Abstract

This article describes the application of operations research (OR) to the design of community financing strategies in two primary health care (PHC) projects, one in Bolivia and the other in Liberia, during the period 1984–1986. It highlights the use of preference-based heuristics to select appropriate financing schemes, and illustrates how such heuristics can accomodate the preferences, judgments, and knowledge of community members and health professionals alike in arriving at program decisions which have a reasonable probability of being both feasible and acceptable to those most concerned. The paper begins with a description of the Bolivian community financing study.
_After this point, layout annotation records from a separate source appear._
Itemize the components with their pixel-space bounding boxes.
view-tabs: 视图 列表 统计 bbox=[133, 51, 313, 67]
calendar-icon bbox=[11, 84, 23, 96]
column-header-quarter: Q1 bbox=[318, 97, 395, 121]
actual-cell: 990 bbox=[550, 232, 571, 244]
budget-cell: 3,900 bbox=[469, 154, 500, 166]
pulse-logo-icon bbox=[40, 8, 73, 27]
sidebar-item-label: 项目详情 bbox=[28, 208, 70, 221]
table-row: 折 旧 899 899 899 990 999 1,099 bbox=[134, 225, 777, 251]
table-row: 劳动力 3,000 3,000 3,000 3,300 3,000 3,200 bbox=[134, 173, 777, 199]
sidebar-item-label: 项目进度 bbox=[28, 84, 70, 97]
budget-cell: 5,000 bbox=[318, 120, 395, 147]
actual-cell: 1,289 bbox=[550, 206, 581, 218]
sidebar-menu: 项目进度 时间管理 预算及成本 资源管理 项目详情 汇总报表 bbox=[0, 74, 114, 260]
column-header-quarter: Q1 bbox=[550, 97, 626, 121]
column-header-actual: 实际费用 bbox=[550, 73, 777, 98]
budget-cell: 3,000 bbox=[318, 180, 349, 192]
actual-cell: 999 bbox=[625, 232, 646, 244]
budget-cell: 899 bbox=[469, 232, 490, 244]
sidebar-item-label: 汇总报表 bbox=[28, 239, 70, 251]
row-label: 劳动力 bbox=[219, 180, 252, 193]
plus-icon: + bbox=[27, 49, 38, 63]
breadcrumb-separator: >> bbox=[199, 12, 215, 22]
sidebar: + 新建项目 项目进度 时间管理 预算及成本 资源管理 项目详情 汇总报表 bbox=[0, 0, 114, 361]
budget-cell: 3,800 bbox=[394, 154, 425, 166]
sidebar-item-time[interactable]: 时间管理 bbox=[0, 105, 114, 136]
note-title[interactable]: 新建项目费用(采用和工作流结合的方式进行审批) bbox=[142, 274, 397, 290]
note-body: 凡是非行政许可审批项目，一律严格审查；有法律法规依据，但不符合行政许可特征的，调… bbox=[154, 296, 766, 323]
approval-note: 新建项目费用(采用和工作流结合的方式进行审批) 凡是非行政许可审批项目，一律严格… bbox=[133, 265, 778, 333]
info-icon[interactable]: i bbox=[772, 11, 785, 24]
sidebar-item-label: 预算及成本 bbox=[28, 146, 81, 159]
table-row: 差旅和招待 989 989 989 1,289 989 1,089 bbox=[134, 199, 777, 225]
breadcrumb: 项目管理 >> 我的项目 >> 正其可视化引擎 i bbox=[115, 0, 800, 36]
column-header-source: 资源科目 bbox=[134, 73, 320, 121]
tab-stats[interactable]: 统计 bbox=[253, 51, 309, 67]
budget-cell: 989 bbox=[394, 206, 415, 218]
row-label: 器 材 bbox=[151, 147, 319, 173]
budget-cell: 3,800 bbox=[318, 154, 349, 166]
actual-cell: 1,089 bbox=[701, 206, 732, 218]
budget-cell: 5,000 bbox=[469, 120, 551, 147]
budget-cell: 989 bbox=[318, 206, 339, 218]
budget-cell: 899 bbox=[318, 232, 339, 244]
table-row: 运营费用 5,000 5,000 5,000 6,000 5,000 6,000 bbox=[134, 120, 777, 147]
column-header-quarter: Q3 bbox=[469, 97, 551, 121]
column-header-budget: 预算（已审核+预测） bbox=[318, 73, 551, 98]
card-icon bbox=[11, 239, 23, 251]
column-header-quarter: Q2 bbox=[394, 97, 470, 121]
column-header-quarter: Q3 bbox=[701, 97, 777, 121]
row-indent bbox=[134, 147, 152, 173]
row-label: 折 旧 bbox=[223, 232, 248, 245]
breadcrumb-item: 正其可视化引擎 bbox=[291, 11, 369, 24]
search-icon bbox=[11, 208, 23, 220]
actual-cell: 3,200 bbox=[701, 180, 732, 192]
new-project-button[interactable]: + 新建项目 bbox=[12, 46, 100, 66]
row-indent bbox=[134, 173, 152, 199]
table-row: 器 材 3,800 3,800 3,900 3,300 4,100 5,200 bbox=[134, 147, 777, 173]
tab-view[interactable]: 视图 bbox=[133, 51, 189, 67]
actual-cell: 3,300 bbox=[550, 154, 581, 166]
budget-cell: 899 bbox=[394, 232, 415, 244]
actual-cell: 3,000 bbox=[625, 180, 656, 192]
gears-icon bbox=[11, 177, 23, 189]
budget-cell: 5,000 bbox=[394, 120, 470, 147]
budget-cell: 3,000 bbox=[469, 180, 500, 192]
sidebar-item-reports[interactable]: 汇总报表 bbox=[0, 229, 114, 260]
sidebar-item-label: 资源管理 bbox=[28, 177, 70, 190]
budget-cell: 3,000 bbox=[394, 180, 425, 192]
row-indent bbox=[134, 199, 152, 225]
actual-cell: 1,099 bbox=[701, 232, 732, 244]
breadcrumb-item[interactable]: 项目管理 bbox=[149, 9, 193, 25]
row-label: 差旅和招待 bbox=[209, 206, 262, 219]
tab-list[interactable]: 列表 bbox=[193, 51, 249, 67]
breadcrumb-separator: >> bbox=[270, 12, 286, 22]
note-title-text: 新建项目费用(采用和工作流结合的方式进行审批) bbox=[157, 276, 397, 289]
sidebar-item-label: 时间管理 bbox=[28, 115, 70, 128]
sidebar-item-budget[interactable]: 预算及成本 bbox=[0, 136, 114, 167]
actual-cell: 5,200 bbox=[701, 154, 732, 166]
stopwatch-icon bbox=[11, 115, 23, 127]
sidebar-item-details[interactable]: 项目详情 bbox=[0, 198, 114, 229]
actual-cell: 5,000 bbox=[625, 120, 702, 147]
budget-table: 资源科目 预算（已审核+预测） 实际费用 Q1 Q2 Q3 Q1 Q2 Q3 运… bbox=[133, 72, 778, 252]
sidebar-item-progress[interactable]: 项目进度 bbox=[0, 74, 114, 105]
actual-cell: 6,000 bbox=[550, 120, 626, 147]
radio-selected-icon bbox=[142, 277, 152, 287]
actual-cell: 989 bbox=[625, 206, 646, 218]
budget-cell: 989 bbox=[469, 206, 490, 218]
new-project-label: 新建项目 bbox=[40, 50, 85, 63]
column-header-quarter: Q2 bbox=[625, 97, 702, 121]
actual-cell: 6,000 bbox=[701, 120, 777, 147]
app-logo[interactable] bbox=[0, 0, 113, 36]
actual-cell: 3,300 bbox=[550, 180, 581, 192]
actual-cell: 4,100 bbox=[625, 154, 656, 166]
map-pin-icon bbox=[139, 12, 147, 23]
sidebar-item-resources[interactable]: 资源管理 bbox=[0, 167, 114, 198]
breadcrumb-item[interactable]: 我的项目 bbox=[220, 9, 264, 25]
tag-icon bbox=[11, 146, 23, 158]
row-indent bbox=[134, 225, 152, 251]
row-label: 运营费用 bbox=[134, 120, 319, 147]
It follows the decision heuristic step-by-step through the identification and initial scoring of alternative strategies, the selection of the most promising of these, and the resulting decision to undertake a field trial in eight villages. Turning to the Liberian study, the paper reviews a considerably less complex preference-based heuristic used in three remote rural communities to select a community financing strategy. That heuristic led to the implementation of a strategy combining four different modes of community support. The results of a 12-month field test of that strategy are described. Although the heuristic decision processes followed in the Bolivian and Liberian cases differ in detail and complexity, the approach used to design a community financing strategy was based on the same principle: the systematic ranking of alternative financing schemes according to the preferences of the relevant decision-makers in order to select that strategy which appears most likely to solve the financing problem in a given community. Officials of both projects conclude that the basic approach affords an effective way to enlist community support in financing a portion of PHC costs from local resources.